The Hidden Kingmaker Of The Mughal Empire

Khanzada Begum

When the first trailer of Disney Hotstar’s ‘The Empire’ dropped, many assumed it to be another lookalike of Game of Thrones. But this series definitely defies the speculations with its incredible narration and cinematography. Drashti Dhami plays Khanzada Begum, Babur’s elder sister, who in the series is portrayed as a witty and intelligent lady who goes against anything to maintain her loyalty for her blood. Her character is strong, fierce, and yet is very emotional. But not many people know about this hidden Kingmaker of the Mughal Empire.

The story of Khanzada Begum is in itself a tale of love, heartbreak, betrayal, and the lust for reign.

Khanzada Begum, a Timurid princess who is the epitome of valor and sacrifice.

‘na talwar se na aag se, jung jeet-te hain dimaag se’

Infusing this idea, Khanzada Begum was one of the brains behind the major decisions of the Mughal Empire. Born in 1478 in Andizhan, Ferghana, as the eldest daughter of Umar Sheikh Mirza, she was a Timurid princess with mixed roots from Mongols and Timur. Khanzada was thus, a descendant of Genghis Khan from her maternal side and a descendant of Timur from her paternal side.

She was elder to the Mughal King Babur and the duo had a close relationship from the beginning.

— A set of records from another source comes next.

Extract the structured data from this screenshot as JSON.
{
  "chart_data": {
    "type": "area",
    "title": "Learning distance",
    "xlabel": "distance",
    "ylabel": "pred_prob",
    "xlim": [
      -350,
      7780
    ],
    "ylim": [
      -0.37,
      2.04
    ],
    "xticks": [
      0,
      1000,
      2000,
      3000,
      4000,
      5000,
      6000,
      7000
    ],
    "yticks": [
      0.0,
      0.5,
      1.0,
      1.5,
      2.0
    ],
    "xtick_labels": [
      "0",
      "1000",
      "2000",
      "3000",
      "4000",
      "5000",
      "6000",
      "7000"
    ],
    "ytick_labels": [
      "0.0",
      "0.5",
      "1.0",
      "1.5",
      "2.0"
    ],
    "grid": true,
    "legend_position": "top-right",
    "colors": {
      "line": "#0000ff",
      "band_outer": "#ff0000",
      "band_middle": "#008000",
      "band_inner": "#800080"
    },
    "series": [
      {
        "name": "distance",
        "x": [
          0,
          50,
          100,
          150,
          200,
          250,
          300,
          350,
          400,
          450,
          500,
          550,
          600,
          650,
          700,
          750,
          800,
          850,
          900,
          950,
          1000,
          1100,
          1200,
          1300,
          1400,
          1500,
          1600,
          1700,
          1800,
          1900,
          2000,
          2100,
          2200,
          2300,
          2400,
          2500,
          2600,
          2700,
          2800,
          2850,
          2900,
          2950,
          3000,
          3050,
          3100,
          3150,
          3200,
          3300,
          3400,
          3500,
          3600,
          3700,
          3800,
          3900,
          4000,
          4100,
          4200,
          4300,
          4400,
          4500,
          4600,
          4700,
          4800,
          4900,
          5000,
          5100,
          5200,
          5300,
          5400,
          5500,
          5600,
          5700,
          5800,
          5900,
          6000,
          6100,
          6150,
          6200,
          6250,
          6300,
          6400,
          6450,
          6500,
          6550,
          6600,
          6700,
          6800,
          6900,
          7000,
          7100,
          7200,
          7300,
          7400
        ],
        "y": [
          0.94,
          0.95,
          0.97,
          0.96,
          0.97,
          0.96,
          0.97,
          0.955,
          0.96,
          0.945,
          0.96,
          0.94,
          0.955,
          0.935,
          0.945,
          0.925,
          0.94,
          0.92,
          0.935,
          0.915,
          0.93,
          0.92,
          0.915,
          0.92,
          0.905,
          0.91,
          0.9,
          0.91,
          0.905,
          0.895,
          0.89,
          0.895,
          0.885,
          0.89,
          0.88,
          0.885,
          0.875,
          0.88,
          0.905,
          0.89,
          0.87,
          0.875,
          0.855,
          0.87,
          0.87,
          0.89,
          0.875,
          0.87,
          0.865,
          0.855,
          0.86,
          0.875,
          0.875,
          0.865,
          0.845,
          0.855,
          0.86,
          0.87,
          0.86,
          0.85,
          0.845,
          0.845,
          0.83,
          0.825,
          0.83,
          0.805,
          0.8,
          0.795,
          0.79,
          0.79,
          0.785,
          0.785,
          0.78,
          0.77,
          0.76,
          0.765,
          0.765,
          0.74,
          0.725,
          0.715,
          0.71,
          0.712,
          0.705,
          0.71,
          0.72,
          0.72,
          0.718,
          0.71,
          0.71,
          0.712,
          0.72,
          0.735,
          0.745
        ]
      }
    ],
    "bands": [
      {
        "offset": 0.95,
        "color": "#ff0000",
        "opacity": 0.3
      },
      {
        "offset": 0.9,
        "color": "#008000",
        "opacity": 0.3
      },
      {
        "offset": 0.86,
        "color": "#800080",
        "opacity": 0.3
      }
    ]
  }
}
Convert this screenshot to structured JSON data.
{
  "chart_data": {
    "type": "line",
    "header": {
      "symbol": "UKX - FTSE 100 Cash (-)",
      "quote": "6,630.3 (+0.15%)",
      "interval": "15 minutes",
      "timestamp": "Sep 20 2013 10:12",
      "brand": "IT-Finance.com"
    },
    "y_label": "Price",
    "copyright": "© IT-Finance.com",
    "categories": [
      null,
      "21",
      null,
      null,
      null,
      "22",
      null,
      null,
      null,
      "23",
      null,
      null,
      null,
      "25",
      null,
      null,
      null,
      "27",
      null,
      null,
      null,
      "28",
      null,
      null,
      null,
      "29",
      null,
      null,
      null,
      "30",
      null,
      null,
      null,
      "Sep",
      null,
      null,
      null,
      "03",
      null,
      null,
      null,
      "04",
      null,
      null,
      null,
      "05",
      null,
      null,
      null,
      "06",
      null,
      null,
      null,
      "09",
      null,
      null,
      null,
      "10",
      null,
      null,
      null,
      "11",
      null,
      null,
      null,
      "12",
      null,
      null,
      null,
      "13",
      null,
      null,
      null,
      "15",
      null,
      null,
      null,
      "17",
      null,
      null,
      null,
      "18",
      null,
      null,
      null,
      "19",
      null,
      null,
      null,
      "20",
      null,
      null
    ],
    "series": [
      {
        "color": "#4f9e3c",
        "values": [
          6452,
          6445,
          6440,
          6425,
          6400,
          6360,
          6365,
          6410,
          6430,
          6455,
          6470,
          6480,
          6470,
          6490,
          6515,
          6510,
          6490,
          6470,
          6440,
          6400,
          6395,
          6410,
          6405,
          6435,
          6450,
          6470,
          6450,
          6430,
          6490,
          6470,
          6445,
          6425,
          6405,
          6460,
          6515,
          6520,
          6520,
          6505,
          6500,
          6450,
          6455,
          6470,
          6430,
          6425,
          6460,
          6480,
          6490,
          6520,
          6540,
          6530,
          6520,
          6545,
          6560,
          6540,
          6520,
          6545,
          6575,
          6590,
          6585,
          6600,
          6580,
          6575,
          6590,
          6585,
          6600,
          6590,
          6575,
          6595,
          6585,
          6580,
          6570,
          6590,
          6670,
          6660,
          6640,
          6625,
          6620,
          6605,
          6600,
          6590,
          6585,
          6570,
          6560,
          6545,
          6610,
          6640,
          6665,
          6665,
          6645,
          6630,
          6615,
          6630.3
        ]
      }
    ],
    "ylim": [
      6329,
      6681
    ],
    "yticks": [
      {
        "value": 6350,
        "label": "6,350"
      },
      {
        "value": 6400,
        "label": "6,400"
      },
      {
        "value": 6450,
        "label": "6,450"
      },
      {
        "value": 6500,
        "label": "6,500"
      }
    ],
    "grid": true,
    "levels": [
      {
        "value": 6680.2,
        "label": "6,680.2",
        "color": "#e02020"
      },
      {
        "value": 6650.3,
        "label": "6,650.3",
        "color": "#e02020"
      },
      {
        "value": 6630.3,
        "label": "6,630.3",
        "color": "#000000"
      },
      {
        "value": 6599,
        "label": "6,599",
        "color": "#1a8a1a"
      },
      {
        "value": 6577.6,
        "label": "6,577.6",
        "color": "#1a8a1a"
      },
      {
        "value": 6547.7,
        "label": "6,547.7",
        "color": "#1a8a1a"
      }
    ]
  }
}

She played an important role in Baburs’s life and was responsible for many of his decisions that proved fruitful for the Empire. During 1500, the rivalry between Babur, and the Uzbeks was at its most intense. Shaybani Khan Uzbek first took control over Fergana when Babur was at war with Samarkand. When Babur, aged 14, conquered Samarkand, Shaybani Khan turned his eyes. He besieged Samarkand from outside for more than six months.

Khanzada Begum

During this time, the kingdom was losing its revenue and starvation spread among the locals. At this time, Shaybani Khan sent a message to Babur, proposing that if he would let her sister, Khanzada, marry Shaybani he would resolve the conflict and let Babur and the rest of his family leave unharmed.

Babur was first hesitant, but Khanzada agreed to his demands. He left Khanzada with Shaybani and left Samarkand with his remaining family. Through this time Babur did his best to gather an army and rescue her sister back. But in Samarkand, Khanzada was playing her own game. During her life with Khan, she’d be slandered, humiliated, and even beaten. Later, she fell for Shaybani and the duo married. Khanzada and Shaybani never had a child and the rumor of her being pregnant was also not true. Khanzada did show Shaybani that she loves her but the reality was different. Khanzada from the heart was always at her brother’s side.

Khanzada laid the foundation of the great Mughal Empire

As mentioned in Alex Rutherford’s Empire of the Moghul – Raiders of the North, when Babur sieged Samarkand from outside, Khanzada was the one who helped him know a secret passage inside the kingdom. In fact, she decided to build this passage for smooth trade, so that the kingdom won’t starve. However, the actual intention behind building the passage was to provide Babur an opportunity to directly attack the kingdom from inside.

Later, Shaybani divorced Khanzada because he learned about her betrayal. Shaybani in the end was defeated and Khanzada helped Babur hold the crown of Samarkand. Later, on Khanzada’s advice, he married the princess of Kabul and thus securing a new state under his name. Khanzada’s second marriage took place with Muhammad Mahdi Khwaja at an unknown date. Babur conferred on his sister, the honorable title of ‘Badshah Begum’, the first lady of his Empire.

Khanzada returned to Babus as a woman of great valor and sacrifice, who did everything to prove her commitment to Babur and her family. In the series, it is portrayed that the brain behind crowing Humayun as the heir was also Khanzada who wrote his name in the ‘Baburnama’ after Babur’s death. Thus, Khanzada plays a crucial role in establishing Mughal Empire in India.

Khanzada Begum

Khanzada didn’t have any children but when she was married to Mahdi, she took charge of his younger sister, Sultanam Begum, when she was two years old. Khanzada loved her deeply and also arranged her marriage with her nephew, Prince Hindal Mirza, the youngest son of Babur. The marriage feast that she prepared was known as the ‘Mystic Feast’, and the affair was attended by several imperial and royal guests as well as high-ranking court officials. It was the biggest marriage feast ever organized for the children of Babur.

Khanzada Begum died in 1545 at Qabal-chak, when she was on her way with Humanyun to Qandahar. The doctor’s remedies were futile as she had been suffering from a high fever for three days and died on the fourth. She was first buried in Qabal-chak but after three months, her remains were taken to Kabul and buried in the Gardens of Babur.

In the ‘Baburnama’, Babur credits his sister with the safeguarding of the regime and the family’s life and honor.